Se conoce que estas larvas son potencialmente dañinas no solamente al trigo sino también a avena cebada, maíz y sorgo entre otros, provocando daños a nivel de raíz con severas reducciones en los rendimientos y hasta pérdidas totales cuando se registran altas infestaciones.

Destaca el trabajo de los técnicos del INTA que la difusión de la siembra directa, adoptada extensivamente por sus importantes ventajas en la conservación de los suelos y de su productividad, ha favorecido por otra parte la aparición de varias plagas entre las que se cuentan los gusanos blancos. Esto ocurre porque las labores del suelo destruyen la plaga en gran medida al modificar su hábitat y su exposición a agentes de control biológico y factores climáticos adversos.

El control de la plaga en cultivos de trigo en siembra directa se puede efectuar actualmente por medio de terápicos de semilla, disponiéndose en la Argentina de varios insecticidas registrados oficialmente (CASAFE, 1999). Por otra parte, algunos investigadores señalan la importancia de los gusanos blancos en el reciclaje de nutrientes del suelo y los beneficios de las galerías subterráneas efectuadas durante su desarrollo.
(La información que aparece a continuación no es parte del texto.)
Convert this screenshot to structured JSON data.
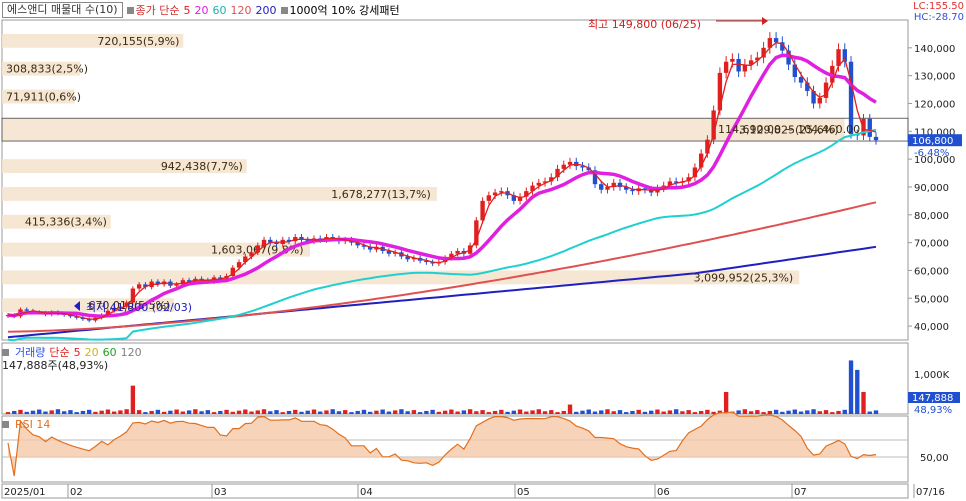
{
  "header": {
    "symbol_label": "에스앤디 매물대 수(10)",
    "ma_legend_prefix": "종가 단순",
    "ma_periods": [
      "5",
      "20",
      "60",
      "120",
      "200"
    ],
    "ma_colors": [
      "#e02020",
      "#e020e0",
      "#20d0d0",
      "#e05050",
      "#2020c0"
    ],
    "pattern_label": "1000억 10% 강세패턴",
    "lc_label": "LC:155.50",
    "hc_label": "HC:-28.70"
  },
  "annotations": {
    "high": "최고 149,800 (06/25)",
    "low": "최저 41,800 (02/03)",
    "range_text": "114,690.00 ~ 104,460.00",
    "current_price": "106,800",
    "current_change": "-6.48%"
  },
  "chart_data": {
    "type": "candlestick",
    "y_axis_ticks": [
      "140,000",
      "130,000",
      "120,000",
      "110,000",
      "100,000",
      "90,000",
      "80,000",
      "70,000",
      "60,000",
      "50,000",
      "40,000"
    ],
    "ylim": [
      35000,
      150000
    ],
    "x_axis_labels": [
      "2025/01",
      "02",
      "03",
      "04",
      "05",
      "06",
      "07",
      "07/16"
    ],
    "volume_profile": [
      {
        "label": "720,155(5,9%)",
        "price_low": 140000,
        "price_high": 145000,
        "fraction": 0.2
      },
      {
        "label": "308,833(2,5%)",
        "price_low": 130000,
        "price_high": 135000,
        "fraction": 0.086
      },
      {
        "label": "71,911(0,6%)",
        "price_low": 120000,
        "price_high": 125000,
        "fraction": 0.08
      },
      {
        "label": "3,129,825(25,6%)",
        "price_low": 106500,
        "price_high": 114700,
        "fraction": 0.93
      },
      {
        "label": "942,438(7,7%)",
        "price_low": 95000,
        "price_high": 100000,
        "fraction": 0.27
      },
      {
        "label": "1,678,277(13,7%)",
        "price_low": 85000,
        "price_high": 90000,
        "fraction": 0.48
      },
      {
        "label": "415,336(3,4%)",
        "price_low": 75000,
        "price_high": 80000,
        "fraction": 0.12
      },
      {
        "label": "1,603,067(9,8%)",
        "price_low": 65000,
        "price_high": 70000,
        "fraction": 0.34
      },
      {
        "label": "3,099,952(25,3%)",
        "price_low": 55000,
        "price_high": 60000,
        "fraction": 0.88
      },
      {
        "label": "670,010(5,5%)",
        "price_low": 45000,
        "price_high": 50000,
        "fraction": 0.19
      }
    ],
    "candles_close": [
      44000,
      43500,
      46000,
      45500,
      45000,
      44800,
      44200,
      45000,
      44500,
      44000,
      43500,
      43000,
      42500,
      42000,
      43000,
      44000,
      45500,
      46500,
      47000,
      48500,
      53500,
      55000,
      54000,
      56000,
      55000,
      56000,
      54500,
      55000,
      56500,
      56000,
      57000,
      56500,
      56000,
      57500,
      57000,
      58000,
      61000,
      63000,
      65000,
      66500,
      69000,
      71000,
      70000,
      69500,
      71000,
      70500,
      72000,
      71000,
      70500,
      71500,
      71000,
      72000,
      71500,
      70500,
      71000,
      70000,
      69000,
      68500,
      67500,
      68500,
      67000,
      66000,
      66500,
      65000,
      64000,
      64500,
      63500,
      63000,
      62500,
      63000,
      64500,
      66000,
      67000,
      66000,
      69000,
      78000,
      85000,
      87000,
      88000,
      88500,
      87000,
      85000,
      86500,
      88500,
      90500,
      91500,
      92000,
      93500,
      96500,
      98000,
      99000,
      97500,
      97000,
      96000,
      91000,
      89000,
      90000,
      91500,
      90000,
      89000,
      88500,
      89500,
      89000,
      88000,
      89500,
      90500,
      92000,
      91500,
      92000,
      93500,
      97000,
      102000,
      107000,
      117500,
      131000,
      135000,
      136000,
      131500,
      134000,
      135500,
      136500,
      140000,
      143500,
      142000,
      139000,
      134000,
      129500,
      127500,
      124500,
      120000,
      122000,
      127500,
      133500,
      139500,
      135000,
      109000,
      108500,
      114500,
      108000,
      106800
    ],
    "volume_panel": {
      "legend_label": "거래량",
      "ma_prefix": "단순",
      "ma_periods": [
        "5",
        "20",
        "60",
        "120"
      ],
      "ma_colors": [
        "#e02020",
        "#e0c020",
        "#20a020",
        "#808080"
      ],
      "current_text": "147,888주(48,93%)",
      "axis_label": "1,000K",
      "current_value": "147,888",
      "current_pct": "48,93%"
    },
    "rsi_panel": {
      "legend_label": "RSI 14",
      "axis_label": "50,00"
    }
  }
}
Esto es particularmente importante cuando la falta de labores de remoción de suelo dificulta la infiltración del agua.

La importancia de las evaluaciones realizadas en estos ensayos del INTA reside en que , precisamente, uno de los aspectos básicos para recomendar una medida de control de una plaga es la información sobre la reducción de los rendimientos de un cultivo en función de su abundancia. Teniendo en cuenta ello, y para determinar las pérdidas potenciales en trigo que pueden causar las larvas de D. abderus, se efectuaron trabajos de campo con diferentes densidades de la plaga para establecer su incidencia en los rendimientos durante 1997 y 1998.

Estos estudios forman parte de un proyecto de investigación que incluye la identificación de especies, evaluación de daños en diferentes cultivos, evaluación de técnicas culturales de control, el reconocimiento y evaluación de los agentes de control biológico, la determinación de la eficiencia de insecticidas y métodos de aplicación para su control. Esos ensayos tuvieron lugar en Marcos Juárez, en lotes de producción del INTA con más de tres años bajo el sistema de siembra directa y muy baja población de larvas.

Los resultados de estos ensayos, que pueden observarse en el cuadro 1 en lo referente a efecto en el rendimiento y densidad de espigas según el número de larvas de la plaga, también fueron significativos en cuanto a una respuesta lineal decreciente de los rendimientos en función del aumento de la densidad de la plaga.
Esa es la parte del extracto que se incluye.